I think the thing that's been most interesting to me about it, and to me, and to me, in some
ways the meme stock phenomenon has been, if not more confusing or, let's say, disturbing than the
Bitcoin thing. It seemed odder in a way. The way I would put it is, you know, I come at investing,
and I think mainly because of the time I spent at the Fool in the mid-1990s, I come at it in some
ways from a very traditional point of view. And that is to say that the value of a company really
should reflect the discounted free cash flow of that company in the future, you know, with some
real option value attached to it in terms of other possibilities. But that's basically what you're
trying to do. What you're really trying to think about is if I own this company, literally,
if I own the entire company, how much cash would I be able to get out of this company in the future?

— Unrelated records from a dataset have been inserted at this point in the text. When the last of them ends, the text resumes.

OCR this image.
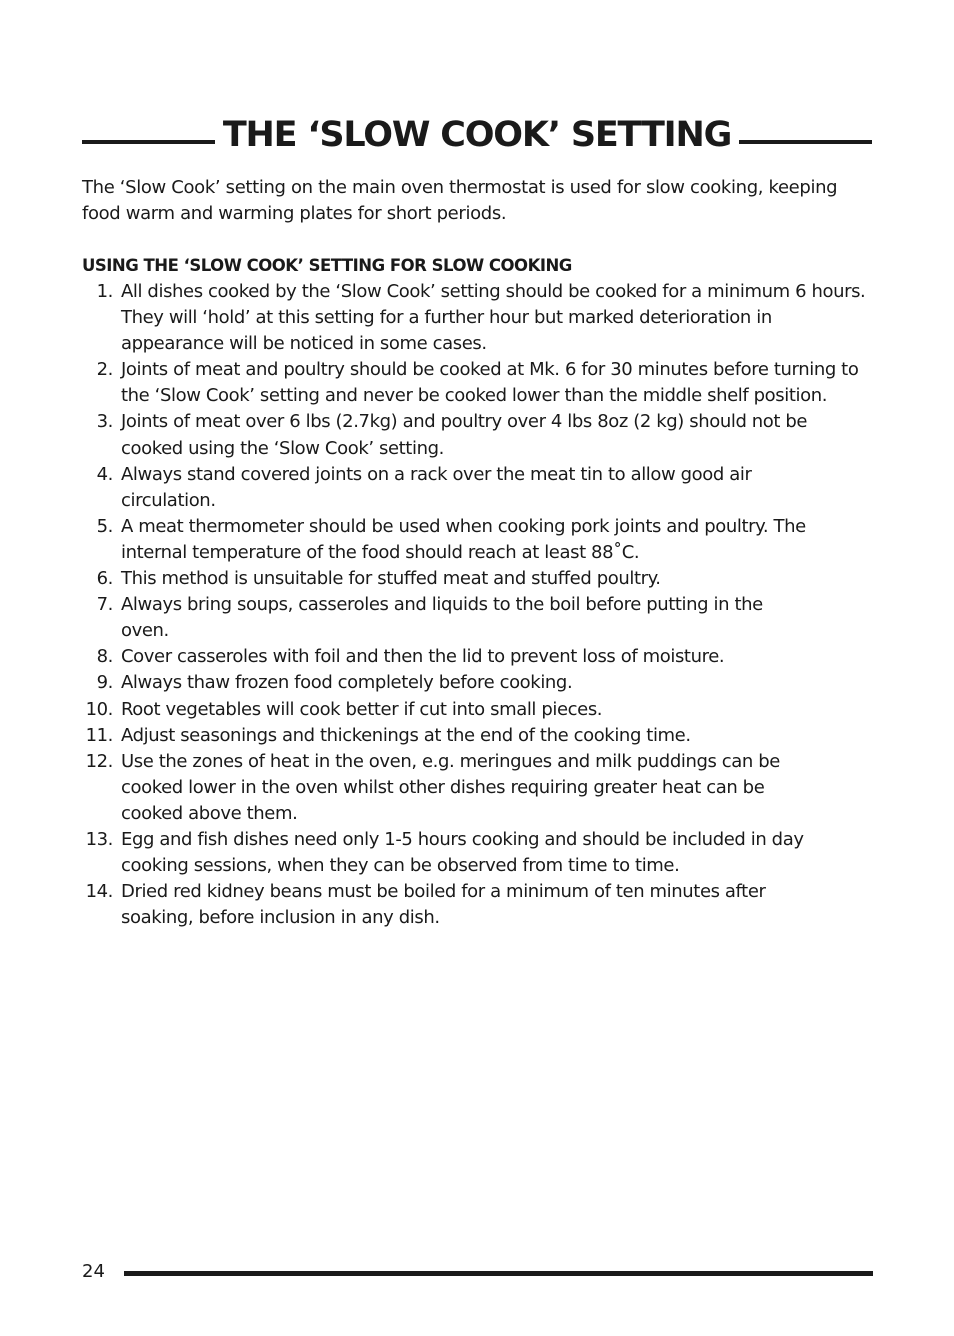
THE ‘SLOW COOK’ SETTING

The ‘Slow Cook’ setting on the main oven thermostat is used for slow cooking, keeping food warm and warming plates for short periods.

USING THE ‘SLOW COOK’ SETTING FOR SLOW COOKING
1. All dishes cooked by the ‘Slow Cook’ setting should be cooked for a minimum 6 hours. They will ‘hold’ at this setting for a further hour but marked deterioration in appearance will be noticed in some cases.
2. Joints of meat and poultry should be cooked at Mk. 6 for 30 minutes before turning to the ‘Slow Cook’ setting and never be cooked lower than the middle shelf position.
3. Joints of meat over 6 lbs (2.7kg) and poultry over 4 lbs 8oz (2 kg) should not be cooked using the ‘Slow Cook’ setting.
4. Always stand covered joints on a rack over the meat tin to allow good air circulation.
5. A meat thermometer should be used when cooking pork joints and poultry. The internal temperature of the food should reach at least 88˚C.
6. This method is unsuitable for stuffed meat and stuffed poultry.
7. Always bring soups, casseroles and liquids to the boil before putting in the oven.
8. Cover casseroles with foil and then the lid to prevent loss of moisture.
9. Always thaw frozen food completely before cooking.
10. Root vegetables will cook better if cut into small pieces.
11. Adjust seasonings and thickenings at the end of the cooking time.
12. Use the zones of heat in the oven, e.g. meringues and milk puddings can be cooked lower in the oven whilst other dishes requiring greater heat can be cooked above them.
13. Egg and fish dishes need only 1-5 hours cooking and should be included in day cooking sessions, when they can be observed from time to time.
14. Dried red kidney beans must be boiled for a minimum of ten minutes after soaking, before inclusion in any dish.
24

And then how much am I willing to pay for it, you know, in order to get a reasonable return on
on my investment. And while that sounds kind of traditional, it obviously applies to all kinds of
companies. And as obviously the pool and rule breakers have demonstrated, you can use it to
think about a whole range of companies, including ones where, you know, the future earnings
are entirely on the come, where right now they have no earnings, whatever. We've seen that with,
you know, the tech companies that dominate today. So when you come at it from that perspective,
that was the part of the meme stock frenzy that just was where it really did feel like a pure bubble,
where it really did feel like people were buying these stocks,
not because they thought these companies were going to be really valuable in the future.
There was some rhetoric around GameStop, you know, that Ryan Cohen was going to transform it.
And obviously, even now, it's at $23 a share, which I think is, I think it's low was around what, like six.
or something like that before the thing took off.
So, you know, they may very well have improved certain things about their underlying
business.
But when you looked at the valuations at the peak, you know, what it really felt like.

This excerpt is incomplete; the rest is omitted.